Earmarks, directed appropriations for specific projects, have been made the Great Satan of the nation’s deficit and debt. They are not. Earmarked spending, long used by Mississippi’s most effective Republican and Democratic members of the House and Senate, is a tiny part of the $3.7 trillion federal budget. Last year’s federal spending bills contained nearly 10,000 earmarks worth about $16 billion, according to Taxpayers for Common Sense.
Sens. Roger Wicker and Thad Cochran, both Republicans, rank among the most effective earmark crafters. Cochran, in fact, is first among all senators in directing spending, and it is done in cooperation with colleagues in both parties.
The attempt to curtail and/or eliminate earmarks is grand political theater.
Northeast Mississippi’s congressional delegation – U.S. Rep. Travis Childers, D-Booneville, Wicker and Cochran, fortunately have no intention of participating in the high-level drama.
“I do not agree with the efforts in the House to impose an earmark moratorium. Earmarks are not about how much the government spends, but about who decides how appropriated funds are used. The Constitution gives Congress the responsibility to decide how to allocate federal funds. The Senate may vote soon on whether to impose its own moratorium on earmarks.
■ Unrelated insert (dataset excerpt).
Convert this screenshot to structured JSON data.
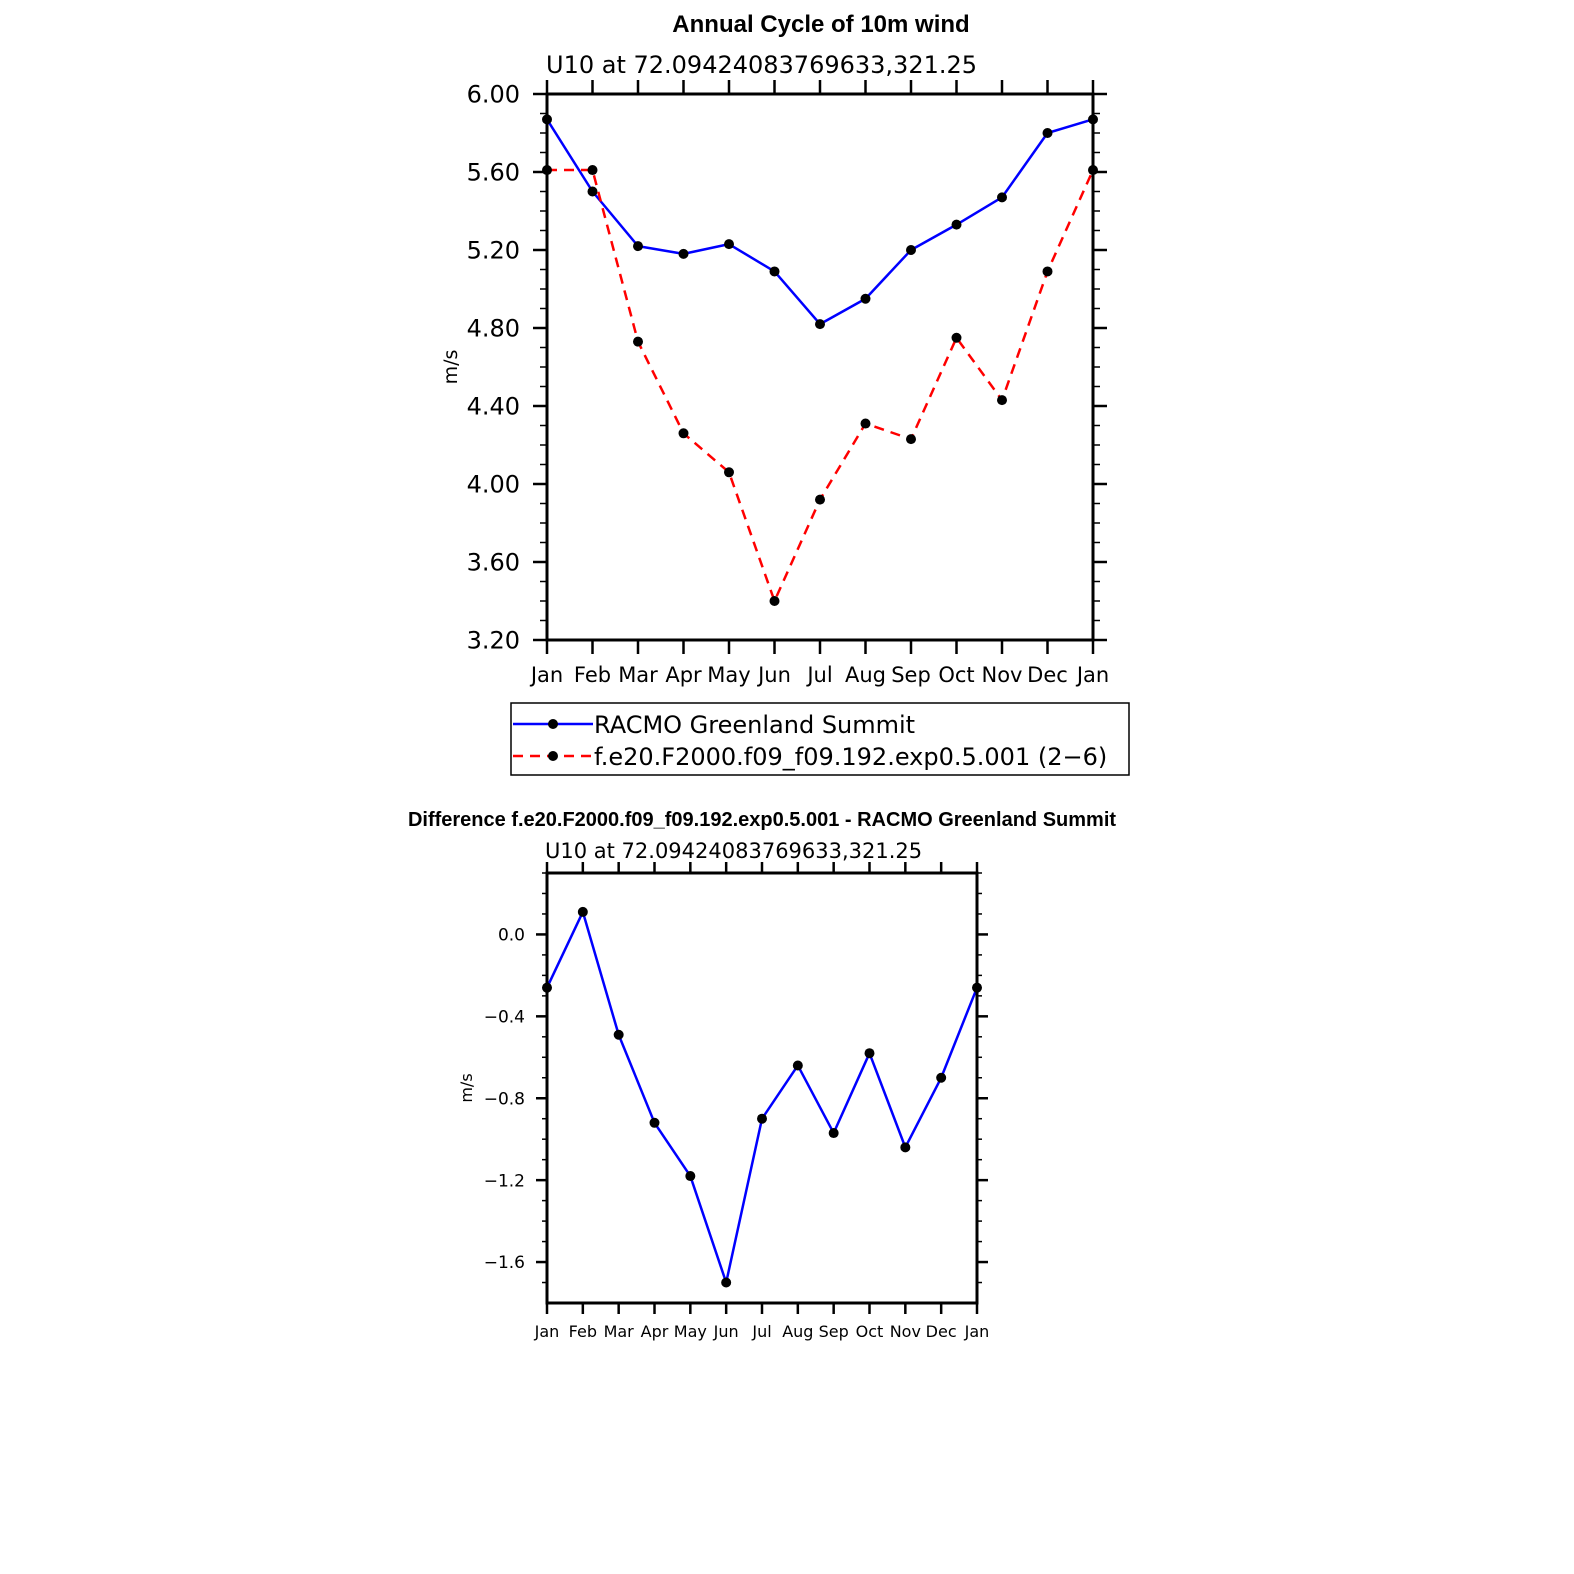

I will strongly oppose that amendment, and have no intention of ceasing to advocate for provisions in legislation that I feel are meritorious,” Cochran, vice chairman of the Appropriations Committee, said Thursday afternoon.
Wicker agrees with Cochran and is himself an exceptionally effective directed appropriator.
“Who decides” is the operative phrase.
The Senate Appropriations Committee, where Cochran’s persuasion is powerfully demonstrated, has adopted clear rules to ensure both transparency and ethical dealing in directed spending.
In fact, Senate rules accomplish much of what some in the House sincerely seek:
n Earmarks have been reduced to 50 percent of the 2006 level for non-project-based accounts.
n Earmarks for non-project based accounts were held below 1 percent of discretionary spending in FY 2010.
n The Appropriations Committee will consider no request for spending on congressionally directed items, as defined under Senate rules, unless a description of the items proposed is made public on the senator’s office Website when the is made to the committee.
n Consistent with the earmark reforms enacted in 2007, senators must certify that neither they nor their immediate family has a pecuniary interest in any congressionally directed spending they request from the Appropriations Committee.
Eliminating earmarks or reducing them in draconian measure would bankrupt some of Mississippi’s most important federal projects, plans and aspirations – and undeniably damage the academic strength of our universities. Reducing arbitrary will damage the positive impact of federally funded employment, and Mississippi’s joblessness rose again in January.
Wicker, Cochran and Childers stand on solid ground on the earmarks issue, and we all should hope they prevail in the long term.